É hábito do actual Governo repetir que «devagar se vai ao longe»! Será assim? É certo que o actual coordenador do processo de vacinação lhe imprimiu um ritmo muito mais célere do que o anterior. Dito isso, o ritmo ainda é lento, continuando Portugal cinco décimas atrás da média europeia, a qual, já de si, é bastante baixa, respectivamente 6,4% e 6,9% da população, ou seja, muito longe dos 70% exigidos a fim de assegurar imunidade à população de cada país.
Entretanto, a Direcção-Geral de Saúde decidiu-se a divulgar ao grande público os dados da vacinação. Felizmente que o processo não parou, mas continua marcado pela irregularidade e, pior que isso, por saltitar de grupo em grupo conforme as pressões da última hora, como sucedeu no fim-de-semana passado, em que foi dada prioridade aos professores do primário e do secundário enquanto os professores universitários ameaçam não dar aulas presenciais enquanto não forem também vacinados.
A confirmar o passo de caracol que tem presidido até aqui ao processo, só no domingo do fim-de-semana passado se atingiu ocasionalmente mais de 100 mil vacinas, mas dois dias depois o ritmo abrandou logo. Um dos motivos que tem atrasado o processo de vacinação é raramente mencionado: trata-se do elevado número de pessoas que não responde à convocatória. Ora, isso aponta, simultaneamente, para registos não confiáveis e para a retracção de muitas pessoas perante a vacinação, o que tem tendência para aumentar com a idade e a baixa instrução, que caracterizam, lamentavelmente, uma boa parte da população, para não falar da estupidez dos que são contra todas as vacinas.

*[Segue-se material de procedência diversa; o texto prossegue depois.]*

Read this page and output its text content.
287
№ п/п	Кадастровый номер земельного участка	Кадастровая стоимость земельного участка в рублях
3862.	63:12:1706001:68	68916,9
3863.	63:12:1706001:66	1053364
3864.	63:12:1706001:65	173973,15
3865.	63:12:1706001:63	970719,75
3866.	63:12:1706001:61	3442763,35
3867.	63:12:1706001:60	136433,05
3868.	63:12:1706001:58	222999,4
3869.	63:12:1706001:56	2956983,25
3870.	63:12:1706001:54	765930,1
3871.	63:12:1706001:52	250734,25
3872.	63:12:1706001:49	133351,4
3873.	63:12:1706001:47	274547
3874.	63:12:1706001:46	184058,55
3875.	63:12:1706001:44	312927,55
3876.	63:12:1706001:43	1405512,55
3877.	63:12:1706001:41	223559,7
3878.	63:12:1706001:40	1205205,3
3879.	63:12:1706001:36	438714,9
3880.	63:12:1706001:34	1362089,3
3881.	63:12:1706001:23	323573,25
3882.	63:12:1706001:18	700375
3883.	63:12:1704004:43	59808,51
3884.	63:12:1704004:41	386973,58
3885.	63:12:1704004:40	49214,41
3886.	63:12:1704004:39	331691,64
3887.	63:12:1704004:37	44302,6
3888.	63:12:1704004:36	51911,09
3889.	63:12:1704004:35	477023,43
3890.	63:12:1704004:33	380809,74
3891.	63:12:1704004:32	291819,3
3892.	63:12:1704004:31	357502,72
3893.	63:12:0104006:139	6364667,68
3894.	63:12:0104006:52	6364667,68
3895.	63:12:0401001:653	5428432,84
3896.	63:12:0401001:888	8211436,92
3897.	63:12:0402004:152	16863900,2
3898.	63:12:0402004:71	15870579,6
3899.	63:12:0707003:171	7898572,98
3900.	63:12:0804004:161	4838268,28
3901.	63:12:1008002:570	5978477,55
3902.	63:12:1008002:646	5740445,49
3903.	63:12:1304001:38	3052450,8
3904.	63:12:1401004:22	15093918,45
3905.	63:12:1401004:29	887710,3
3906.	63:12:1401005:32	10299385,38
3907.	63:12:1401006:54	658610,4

Ainda mais grave do que isso, é a falta de profissionais de saúde anunciada mais uma vez pelos media , a qual tem sido denunciada desde o início da pandemia, mostrando a fragilidade crescente do sistema público de saúde. Apesar da forma exemplar como os profissionais de saúde responderam aos «picos» da pandemia, tornou-se evidente que tal resposta só foi possível devido ao encerramento de milhares de consultas e cirurgias que ficaram por fazer. Ora, as causas da «falta de pessoal» são conhecidas, mas os governos não as atacam há anos: o numerus clausus nos cursos de Medicina; os salários comparativamente baixos para o grau de especialização; a «fuga» para o sector privado; e finalmente, o envelhecimento, a reforma e a emigração de profissionais!
Com efeito, entre os óbitos que resultaram da falta de atendimento e os que a DGS reconheceu como causados pela Covid-19, ocorreu no ano passado um enorme «excesso de mortalidade», que se arrisca a continuar se a vacina não vier a tempo. Até aqui, isso tem sido camuflado pela DGS, a qual só atribuiu à Codid-19 metade do «excesso» verificado, como se as outras mortes não fossem da órbita do SNS! Às múltiplas causas de morte do ano passado, veio, aliás, acrescentar-se a quebra da natalidade, daí resultando, em 2020, a mais acentuada diminuição da população.
Segundo o último relatório da DGS sobre o processo de vacinação, haviam sido vacinadas 2 milhões de pessoas, mas só um terço (700 mil) recebeu as duas doses. Sem estas, não há imunização. Ora, estamos a falar de 7% da população apenas, quando é preciso vacinar 70% a fim de atingir a imunidade de grupo. Na última semana, com o processo da vacinação finalmente a rolar, foram vacinadas, em média, 60 mil pessoas por dia. Tendo em conta que já há 1,3 milhões de pessoas semi-vacinadas, faltam aplicar 10 milhões de vacinas para concluir o processo. À média actual de 60 mil por dia, seriam precisos mais de 160 dias, isto é, cinco meses e picos… Nunca antes do fim de Setembro. Dependendo da evolução da pandemia e considerando que cem mil vacinas por dia é a média máxima que se pode esperar, a imunização de grupo seria atingida em cem dias, lá para fins de Junho… Seria excelente, mas é duvidoso que seja conseguido… É este o panorama!
Ora, num país onde o Governo fizesse menos propaganda e se preocupasse mais com o que se passa ao nível demográfico – neste caso, as crianças por nascer, os óbitos a aumentar, o envelhecimento da população, a questão das reformas e os problemas de saúde e solidão dos mais idosos –, é altura de pensar no futuro que espera o país. Todos os milhões prometidos pela UE não chegam para lidar com estas questões cruciais. Além da reforma urgente do ensino, emprego e remunerações dos profissionais de saúde, o mínimo é pensar no número crescente de pessoas que irão reformar-se em breve, como serão calculadas e pagas as reformas que lhes são devidas e como serão melhorados os cuidados que terão de lhes ser fornecidos e não o foram desta vez.